Quotes from the book The Logic of Scientific Discovery
“For myself, I am interested in science and in philosophy only because I want to learn something about the riddle of the world in which we live, and the riddle of man’s knowledge of that world. And I believe that only a revival of interest in these riddles can save the sciences and philosophy from an obscurantist faith in the expert’s special skill and in his personal knowledge and authority.”
“But I shall certainly admit a system as empirical or scientific only if it is capable of being tested by experience. These considerations suggest that not the verifiability but the falsifiability of a system is to be taken as a criterion of demarcation. In other words: I shall not require of a scientific system that it shall be capable of being singled out, once and for all, in a positive sense; but I shall require that its logical form shall be such that it can be singled out, by means of empirical tests, in a negative sense: it must be possible for an empirical scientific system to be refuted by experience.”

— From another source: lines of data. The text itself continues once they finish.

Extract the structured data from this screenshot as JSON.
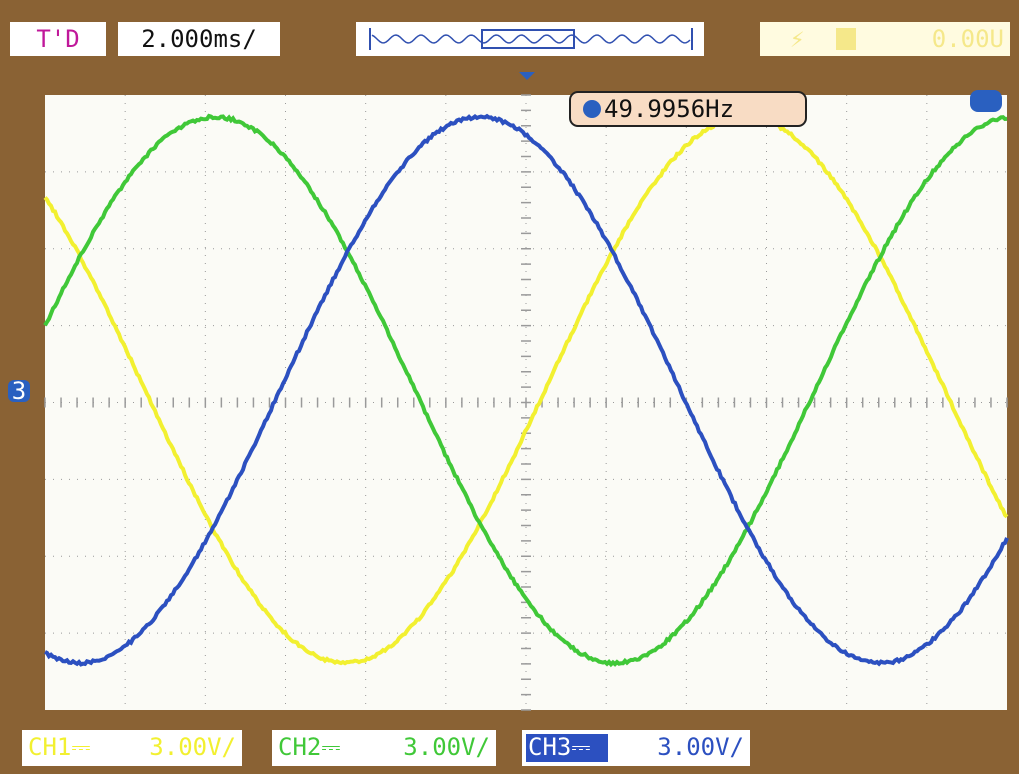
{
  "header": {
    "mode": "T'D",
    "timebase": "2.000ms/",
    "trigger_level": "0.00U"
  },
  "frequency": "49.9956Hz",
  "channel_marker": "3",
  "channels": [
    {
      "label": "CH1⎓",
      "scale": "3.00V/"
    },
    {
      "label": "CH2⎓",
      "scale": "3.00V/"
    },
    {
      "label": "CH3⎓",
      "scale": "3.00V/"
    }
  ]
}
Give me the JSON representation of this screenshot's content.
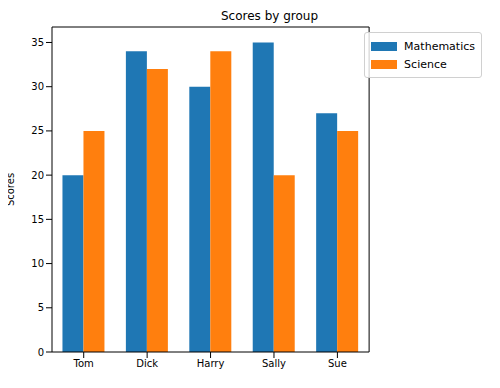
{
  "chart_data": {
    "type": "bar",
    "title": "Scores by group",
    "y_label": "Scores",
    "categories": [
      "Tom",
      "Dick",
      "Harry",
      "Sally",
      "Sue"
    ],
    "series": [
      {
        "name": "Mathematics",
        "color": "#1f77b4",
        "values": [
          20,
          34,
          30,
          35,
          27
        ]
      },
      {
        "name": "Science",
        "color": "#ff7f0e",
        "values": [
          25,
          32,
          34,
          20,
          25
        ]
      }
    ],
    "ylim": [
      0,
      36.75
    ],
    "yticks": [
      0,
      5,
      10,
      15,
      20,
      25,
      30,
      35
    ],
    "grid": false,
    "legend": "upper right"
  }
}
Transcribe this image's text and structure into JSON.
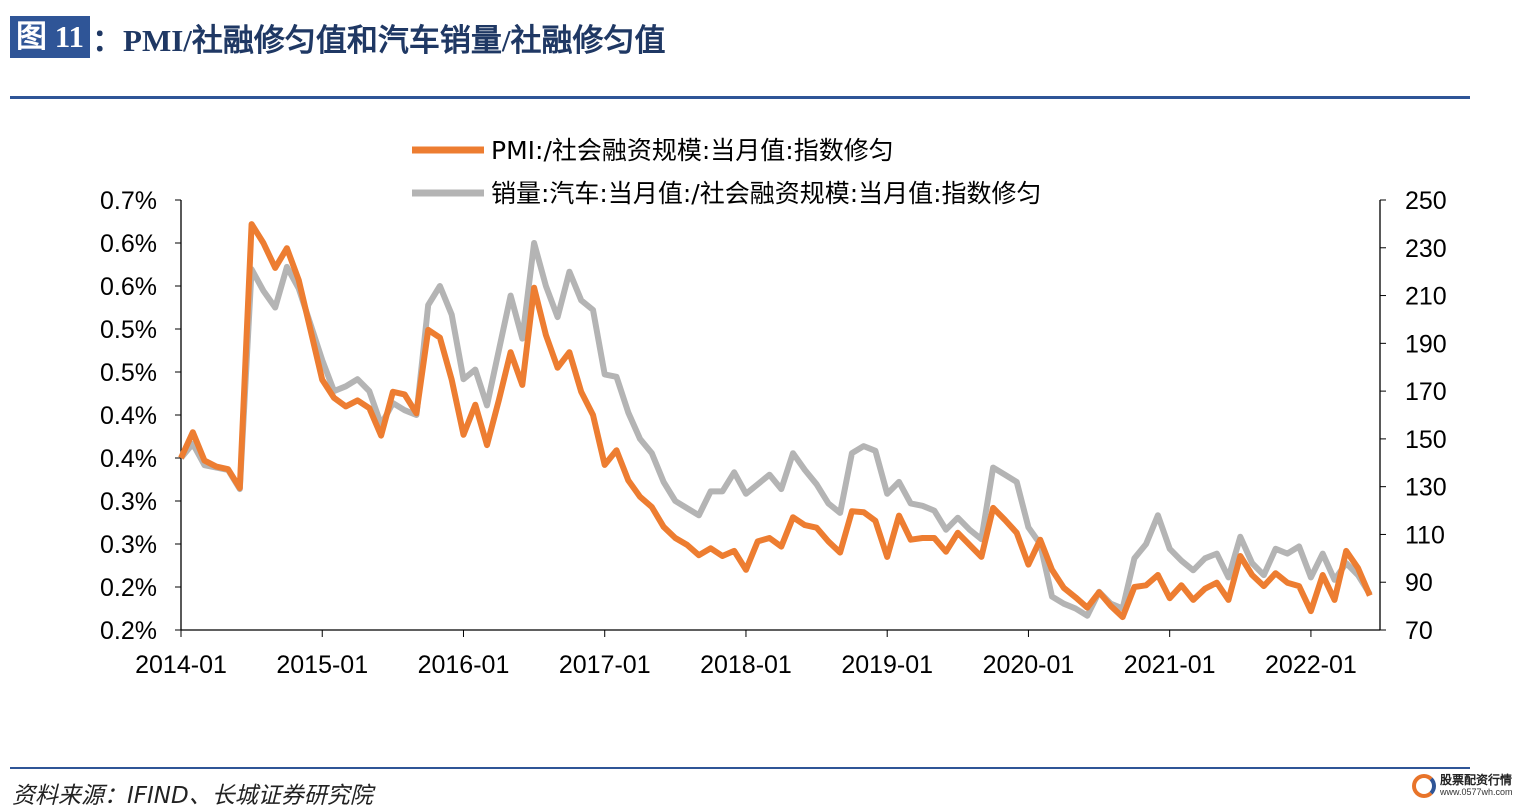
{
  "header": {
    "figure_label": "图 11",
    "title": "：PMI/社融修匀值和汽车销量/社融修匀值"
  },
  "footer": {
    "source": "资料来源：IFIND、长城证券研究院",
    "logo_text": "股票配资行情",
    "logo_url": "www.0577wh.com"
  },
  "chart_data": {
    "type": "line",
    "title": "",
    "grid": false,
    "legend_position": "top",
    "x_tick_labels": [
      "2014-01",
      "2015-01",
      "2016-01",
      "2017-01",
      "2018-01",
      "2019-01",
      "2020-01",
      "2021-01",
      "2022-01"
    ],
    "y_left": {
      "range": [
        0.2,
        0.7
      ],
      "unit": "%",
      "tick_labels": [
        "0.7%",
        "0.6%",
        "0.6%",
        "0.5%",
        "0.5%",
        "0.4%",
        "0.4%",
        "0.3%",
        "0.3%",
        "0.2%",
        "0.2%"
      ]
    },
    "y_right": {
      "range": [
        70,
        250
      ],
      "tick_labels": [
        "250",
        "230",
        "210",
        "190",
        "170",
        "150",
        "130",
        "110",
        "90",
        "70"
      ]
    },
    "x": [
      "2014-01",
      "2014-02",
      "2014-03",
      "2014-04",
      "2014-05",
      "2014-06",
      "2014-07",
      "2014-08",
      "2014-09",
      "2014-10",
      "2014-11",
      "2014-12",
      "2015-01",
      "2015-02",
      "2015-03",
      "2015-04",
      "2015-05",
      "2015-06",
      "2015-07",
      "2015-08",
      "2015-09",
      "2015-10",
      "2015-11",
      "2015-12",
      "2016-01",
      "2016-02",
      "2016-03",
      "2016-04",
      "2016-05",
      "2016-06",
      "2016-07",
      "2016-08",
      "2016-09",
      "2016-10",
      "2016-11",
      "2016-12",
      "2017-01",
      "2017-02",
      "2017-03",
      "2017-04",
      "2017-05",
      "2017-06",
      "2017-07",
      "2017-08",
      "2017-09",
      "2017-10",
      "2017-11",
      "2017-12",
      "2018-01",
      "2018-02",
      "2018-03",
      "2018-04",
      "2018-05",
      "2018-06",
      "2018-07",
      "2018-08",
      "2018-09",
      "2018-10",
      "2018-11",
      "2018-12",
      "2019-01",
      "2019-02",
      "2019-03",
      "2019-04",
      "2019-05",
      "2019-06",
      "2019-07",
      "2019-08",
      "2019-09",
      "2019-10",
      "2019-11",
      "2019-12",
      "2020-01",
      "2020-02",
      "2020-03",
      "2020-04",
      "2020-05",
      "2020-06",
      "2020-07",
      "2020-08",
      "2020-09",
      "2020-10",
      "2020-11",
      "2020-12",
      "2021-01",
      "2021-02",
      "2021-03",
      "2021-04",
      "2021-05",
      "2021-06",
      "2021-07",
      "2021-08",
      "2021-09",
      "2021-10",
      "2021-11",
      "2021-12",
      "2022-01",
      "2022-02",
      "2022-03",
      "2022-04",
      "2022-05",
      "2022-06"
    ],
    "series": [
      {
        "name": "PMI:/社会融资规模:当月值:指数修匀",
        "axis": "left",
        "color": "#ED7D31",
        "values": [
          0.4,
          0.43,
          0.397,
          0.39,
          0.387,
          0.365,
          0.672,
          0.65,
          0.621,
          0.644,
          0.607,
          0.549,
          0.491,
          0.47,
          0.46,
          0.467,
          0.458,
          0.426,
          0.477,
          0.474,
          0.452,
          0.549,
          0.54,
          0.491,
          0.427,
          0.462,
          0.415,
          0.467,
          0.523,
          0.485,
          0.598,
          0.543,
          0.505,
          0.523,
          0.477,
          0.45,
          0.392,
          0.409,
          0.374,
          0.355,
          0.343,
          0.32,
          0.307,
          0.299,
          0.287,
          0.295,
          0.286,
          0.292,
          0.27,
          0.303,
          0.307,
          0.297,
          0.331,
          0.322,
          0.319,
          0.303,
          0.29,
          0.338,
          0.337,
          0.327,
          0.285,
          0.333,
          0.305,
          0.307,
          0.307,
          0.291,
          0.313,
          0.299,
          0.285,
          0.342,
          0.328,
          0.313,
          0.276,
          0.305,
          0.27,
          0.249,
          0.238,
          0.226,
          0.244,
          0.228,
          0.215,
          0.25,
          0.252,
          0.264,
          0.237,
          0.252,
          0.235,
          0.248,
          0.255,
          0.235,
          0.286,
          0.264,
          0.251,
          0.266,
          0.255,
          0.251,
          0.222,
          0.264,
          0.235,
          0.292,
          0.272,
          0.24
        ]
      },
      {
        "name": "销量:汽车:当月值:/社会融资规模:当月值:指数修匀",
        "axis": "right",
        "color": "#B4B4B4",
        "values": [
          142,
          148,
          139,
          138,
          137,
          129,
          221,
          212,
          205,
          222,
          213,
          198,
          183,
          170,
          172,
          175,
          170,
          156,
          165,
          162,
          160,
          206,
          214,
          202,
          175,
          179,
          164,
          187,
          210,
          192,
          232,
          214,
          201,
          220,
          208,
          204,
          177,
          176,
          161,
          150,
          144,
          132,
          124,
          121,
          118,
          128,
          128,
          136,
          127,
          131,
          135,
          129,
          144,
          137,
          131,
          123,
          119,
          144,
          147,
          145,
          127,
          132,
          123,
          122,
          120,
          112,
          117,
          112,
          108,
          138,
          135,
          132,
          113,
          106,
          84,
          81,
          79,
          76,
          86,
          81,
          79,
          100,
          106,
          118,
          104,
          99,
          95,
          100,
          102,
          92,
          109,
          98,
          93,
          104,
          102,
          105,
          92,
          102,
          91,
          98,
          93,
          85
        ]
      }
    ]
  }
}
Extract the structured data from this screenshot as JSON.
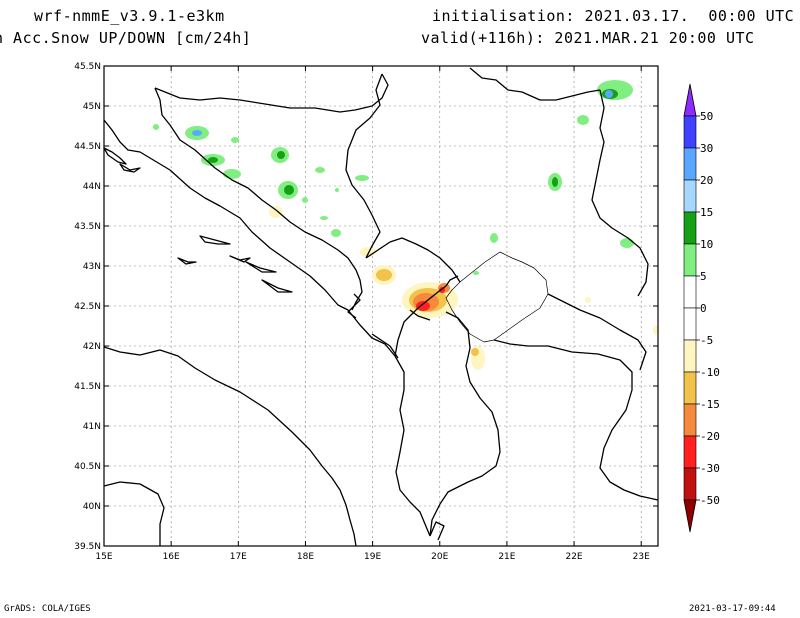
{
  "header": {
    "model": "wrf-nmmE_v3.9.1-e3km",
    "field": "n Acc.Snow UP/DOWN [cm/24h]",
    "init": "initialisation: 2021.03.17.  00:00 UTC",
    "valid": "valid(+116h): 2021.MAR.21 20:00 UTC"
  },
  "footer": {
    "left": "GrADS: COLA/IGES",
    "right": "2021-03-17-09:44"
  },
  "map": {
    "lat_ticks": [
      "45.5N",
      "45N",
      "44.5N",
      "44N",
      "43.5N",
      "43N",
      "42.5N",
      "42N",
      "41.5N",
      "41N",
      "40.5N",
      "40N",
      "39.5N"
    ],
    "lon_ticks": [
      "15E",
      "16E",
      "17E",
      "18E",
      "19E",
      "20E",
      "21E",
      "22E",
      "23E"
    ]
  },
  "colorbar": {
    "levels": [
      "50",
      "30",
      "20",
      "15",
      "10",
      "5",
      "0",
      "-5",
      "-10",
      "-15",
      "-20",
      "-30",
      "-50"
    ],
    "colors": [
      "#8b2bff",
      "#4040ff",
      "#5aa7ff",
      "#a6d8ff",
      "#16a016",
      "#80ee80",
      "#ffffff",
      "#ffffff",
      "#fff5c0",
      "#f2c24a",
      "#f58a3c",
      "#ff2020",
      "#c01010",
      "#900000"
    ]
  }
}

“I think that we shall have to get accustomed to the idea that we must not look upon science as a ‘body of knowledge,’ but rather as a system of hypotheses; that is to say, as a system of guesses or anticipations which in principle cannot be justified, but with which we work as long as they stand up to tests, and of which we are never justified in saying that we know they are ‘true’ or ‘more or less certain’ or even ‘probable.’”
“Again, we cannot search the whole world in order to make sure that nothing exists which the law forbids. Nevertheless, both kinds of strict statements, strictly existential and strictly universal, are in principle empirically decidable, each, however, in one way only: they are unilaterally decidable. Whenever it is found that something exists here or there, a strictly existential statement may thereby be verified, or a universal one falsified.”
“It is not his possession of knowledge, of irrefutable truth, that makes the man of science, but his persistent and recklessly critical quest for truth.”
“Those among us who are unwilling to expose their ideas to the hazard of refutation do not take part in the scientific game.”
Praise for the book
The book has received a lot of praise from scientists, philosophers as well as average, everyday readers.
“Popper enjoys a reputation as the greatest philosopher of the 20th Century. This book, in which he elucidated the doctrine of falsification still espoused by prominent scientific commentators like Richard Dawkins and endorsed by most scientists, went a long way to establishing that reputation. I would go so far as to say that you cannot understand a keystone in the philosophy of science without reading this work.”
“The best and most lucid description of the scientific method. The scientific method as it is understood today has been very closely associated with philosopher Karl Popper and his followers.”
“Popper presents a convincing refutation of scientism in this book. Arguing that the act of hypothesis formation is inherently a-logical, he characterizes the realm and function of science through ideas of demarcation and falsifiability.”
“An elegant although highly idealistic response to Hume’s problem of induction.”
“Extremely interesting… In particular, I really found his arguments on falsifiability’s role in science, and the role of probability in science thought provoking.”
The book is an interesting and thought provoking read for those interested in the fields of natural and social science.